Author:
Karolinoerita Vicca,Wahyudin Yudi,Ramadhani Fadhlullah,Suryanta Jaka,Nahib Irmadi
Abstract
Abstract
To address challenges in soil erosion management and ecological rehabilitation, understanding the determinants of soil erosion is crucial. This research aims to achieve two primary objectives: (1) delineating the spatial patterns of soil erosion within the designated region and (2) identifying the influential factors using the Multiscale Geographical Weighted Regression (MGWR) methodology. The methodological framework involved the creation of grid datasets, with soil erosion as the response variable and a combination of physical and socioeconomic attributes as predictors. We extracted 550 data points from raster datasets, specifically centered on village locations, using the ‘extract multi-value to point’ tool in ArcGIS. The R Studio environment was utilized to select the relevant factors influencing soil erosion. The geographical detector technique was applied to determine the explanatory power of each determinant concerning the spatial patterns of soil erosion. Subsequently, data from the Ordinary Least Squares (OLS) model underwent MGWR analysis.
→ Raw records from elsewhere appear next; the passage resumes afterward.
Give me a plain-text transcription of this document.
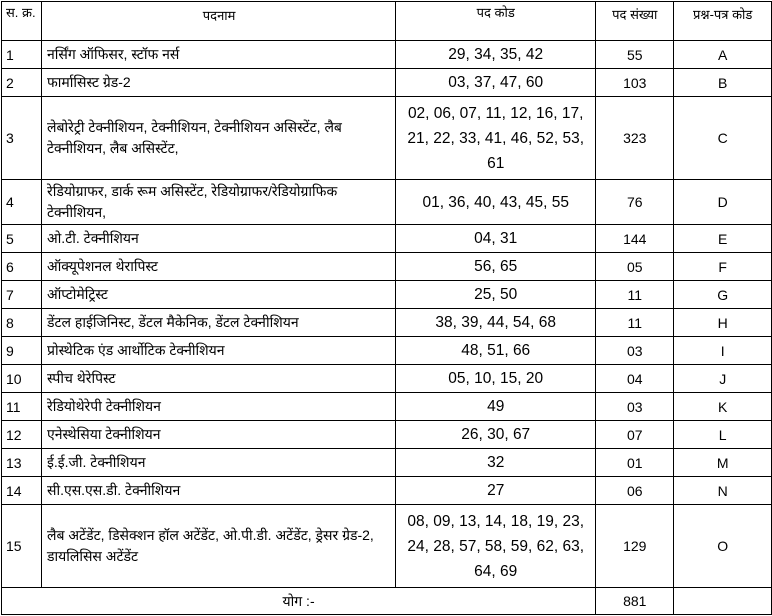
स. क्र.	पदनाम	पद कोड	पद संख्या	प्रश्न-पत्र कोड
1	नर्सिंग ऑफिसर, स्टॉफ नर्स	29, 34, 35, 42	55	A
2	फार्मासिस्ट ग्रेड-2	03, 37, 47, 60	103	B
3	लेबोरेट्री टेक्नीशियन, टेक्नीशियन, टेक्नीशियन असिस्टेंट, लैब टेक्नीशियन, लैब असिस्टेंट,	02, 06, 07, 11, 12, 16, 17, 21, 22, 33, 41, 46, 52, 53, 61	323	C
4	रेडियोग्राफर, डार्क रूम असिस्टेंट, रेडियोग्राफर/रेडियोग्राफिक टेक्नीशियन,	01, 36, 40, 43, 45, 55	76	D
5	ओ.टी. टेक्नीशियन	04, 31	144	E
6	ऑक्यूपेशनल थेरापिस्ट	56, 65	05	F
7	ऑप्टोमेट्रिस्ट	25, 50	11	G
8	डेंटल हाईजिनिस्ट, डेंटल मैकेनिक, डेंटल टेक्नीशियन	38, 39, 44, 54, 68	11	H
9	प्रोस्थेटिक एंड आर्थोटिक टेक्नीशियन	48, 51, 66	03	I
10	स्पीच थेरेपिस्ट	05, 10, 15, 20	04	J
11	रेडियोथेरेपी टेक्नीशियन	49	03	K
12	एनेस्थेसिया टेक्नीशियन	26, 30, 67	07	L
13	ई.ई.जी. टेक्नीशियन	32	01	M
14	सी.एस.एस.डी. टेक्नीशियन	27	06	N
15	लैब अटेंडेंट, डिसेक्शन हॉल अटेंडेंट, ओ.पी.डी. अटेंडेंट, ड्रेसर ग्रेड-2, डायलिसिस अटेंडेंट	08, 09, 13, 14, 18, 19, 23, 24, 28, 57, 58, 59, 62, 63, 64, 69	129	O
योग :-			881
The findings reveal that the Central Citarum Watershed experiences an estimated annual soil erosion of 23.16 million tons, averaging 102.01 tons per hectare. The analysis identified LS (slope length and gradient) and CP (vegetative cover and supportive practices) as the primary variables influencing the spatial variability of soil erosion. Notably, the MGWR model demonstrated enhanced explanatory capacity and effectiveness compared to both the OLS and Geographically Weighted Regression (GWR) methodologies.